While backups can be uploaded through the web interface, the dedicated s3 command line interface can be used to do it from the command line and through backup automation scripts. If backups are to be kept for a very long time, and recovery time isn’t a concern, backups can be transferred to Amazon Glacier service, providing much cheaper long-term storage. Files (amazon objects) are logically stored in a huge flat container named bucket. S3 presents a REST interface to its internals. You can use this API to perform CRUD operations on buckets and objects, as well as to change permissions and configurations on both.
The primary distribution method for the AWS CLI on Linux, Windows, and macOS is pip, a package manager for Python. Instruction can be found here.
aws s3 cp severalnines.sql s3://severalnine-sbucket/mysql_backups
By default S3 provides eleven 9s object durability. It means that if you store 1.000.000.000 (1 billion) objects into it, you can expect to lose 1 object every 10 years on average. The way S3 achieves that impressive number of 9s is by replicating the object automatically in multiple Availability Zones, which we’ll talk about in another post. Amazon has regional datacenters all around the world.
Microsoft Azure Storage
Microsoft’s public cloud platform, Azure, has storage options with their control line interface. Information can be found here. The open-source, cross-platform Azure CLI provides a set of commands for working with the Azure platform. It gives much of the functionality seen in the Azure portal, including rich data access.
The installation of Azure CLI is fairly simple, you can find instructions here. Below you can find how to transfer your backup to Microsoft storage.
az storage blob upload --container-name severalnines --file severalnines.sql --name severalnines_backup
Hybrid Storage for MySQL and MariaDB backups
With the growing public and private cloud storage industry, we have a new category called hybrid storage. This technology allows the files to be stored locally, with changes automatically synced to remote in the cloud.

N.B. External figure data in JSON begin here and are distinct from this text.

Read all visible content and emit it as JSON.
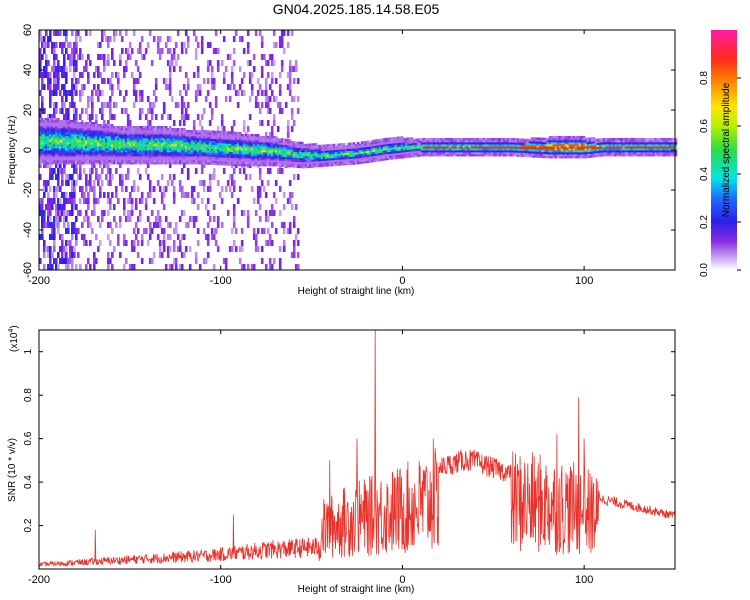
{
  "title": "GN04.2025.185.14.58.E05",
  "chart_data": [
    {
      "type": "heatmap",
      "xlabel": "Height of straight line (km)",
      "ylabel": "Frequency (Hz)",
      "xlim": [
        -200,
        150
      ],
      "ylim": [
        -60,
        60
      ],
      "xticks": [
        -200,
        -100,
        0,
        100
      ],
      "yticks": [
        60,
        40,
        20,
        0,
        -20,
        -40,
        -60
      ],
      "grid": false,
      "ridge": {
        "description_values_x": [
          -190,
          -170,
          -150,
          -130,
          -110,
          -90,
          -70,
          -55,
          -40,
          -25,
          -10,
          0,
          10,
          30,
          60,
          80,
          100,
          110,
          150
        ],
        "center_freq": [
          4,
          3,
          2,
          2,
          1,
          0,
          -1,
          -3,
          -3,
          -2,
          0,
          1,
          1,
          1,
          1,
          1,
          1,
          1,
          1
        ],
        "halfwidth": [
          9,
          8,
          7,
          7,
          6,
          6,
          5,
          4,
          3,
          3,
          3,
          3,
          2,
          2,
          2,
          3,
          3,
          2,
          2
        ]
      },
      "noise_extent_x": [
        -200,
        -58
      ],
      "colorbar": {
        "label": "Normalized spectral amplitude",
        "ticks": [
          "0.0",
          "0.2",
          "0.4",
          "0.6",
          "0.8"
        ],
        "tick_values": [
          0,
          0.2,
          0.4,
          0.6,
          0.8
        ],
        "range": [
          0,
          1
        ]
      }
    },
    {
      "type": "line",
      "xlabel": "Height of straight line (km)",
      "ylabel": "SNR (10 * v/v)",
      "scale_label": "(x10",
      "scale_exponent": "4",
      "xlim": [
        -200,
        150
      ],
      "ylim": [
        0,
        1.1
      ],
      "xticks": [
        -200,
        -100,
        0,
        100
      ],
      "yticks": [
        "0.2",
        "0.4",
        "0.6",
        "0.8",
        "1"
      ],
      "ytick_values": [
        0.2,
        0.4,
        0.6,
        0.8,
        1.0
      ],
      "color": "#e8332c",
      "envelope": {
        "x": [
          -200,
          -170,
          -140,
          -110,
          -90,
          -75,
          -60,
          -46,
          -44,
          -30,
          -15,
          0,
          20,
          35,
          40,
          60,
          80,
          95,
          105,
          110,
          125,
          150
        ],
        "y": [
          0.03,
          0.05,
          0.07,
          0.09,
          0.11,
          0.13,
          0.14,
          0.15,
          0.28,
          0.34,
          0.38,
          0.42,
          0.49,
          0.53,
          0.52,
          0.46,
          0.44,
          0.41,
          0.38,
          0.33,
          0.3,
          0.25
        ]
      },
      "spikes": [
        {
          "x": -169,
          "y": 0.18
        },
        {
          "x": -93,
          "y": 0.25
        },
        {
          "x": -40,
          "y": 0.5
        },
        {
          "x": -25,
          "y": 0.6
        },
        {
          "x": -15,
          "y": 1.1
        },
        {
          "x": 17,
          "y": 0.6
        },
        {
          "x": 85,
          "y": 0.62
        },
        {
          "x": 97,
          "y": 0.79
        },
        {
          "x": 100,
          "y": 0.6
        }
      ]
    }
  ]
}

Such an approach is coming from the need of having recent backups stored locally for fast restore (lower RTO), as well as business continuity objectives.
The important aspect of efficient resource usage is to have separate backup retentions. Data that is stored locally, on redundant disk drives would be kept for a shorter period while cloud backup storage would be held for a longer time. Many times the requirement for longer backup retention comes from legal obligations for different industries (like telecoms having to store connection metadata). Cloud providers like Google Cloud Services, Microsoft Azure and Amazon S3 each offer virtually unlimited storage, decreasing local space needs. It allows you to retain your backup files longer, for as long as you would like and not have concerns around local disk space.
When scheduling backup with ClusterControl, each of the backup methods are configurable with a set of options on how you want the backup to be executed. The most important for the hybrid cloud storage would be:
- Network throttling
- Encryption with the build in key management
- Compression
- Retention period for the local backups
- Retention period for the cloud backups
Conclusion
The cloud has changed the data backup industry. Because of its affordable price point, smaller businesses have an offsite solution that backs up all of their data.
Your company can take advantage of cloud scalability and pay-as-you-go pricing for growing storage needs. You can design a backup strategy to provide both local copies in the datacenter for immediate restoration, and a seamless gateway to cloud storage services from AWS, Google and Azure.
Advanced TLS and AES 256-bit encryption and compression features support secure backups that take up significantly less space in the cloud.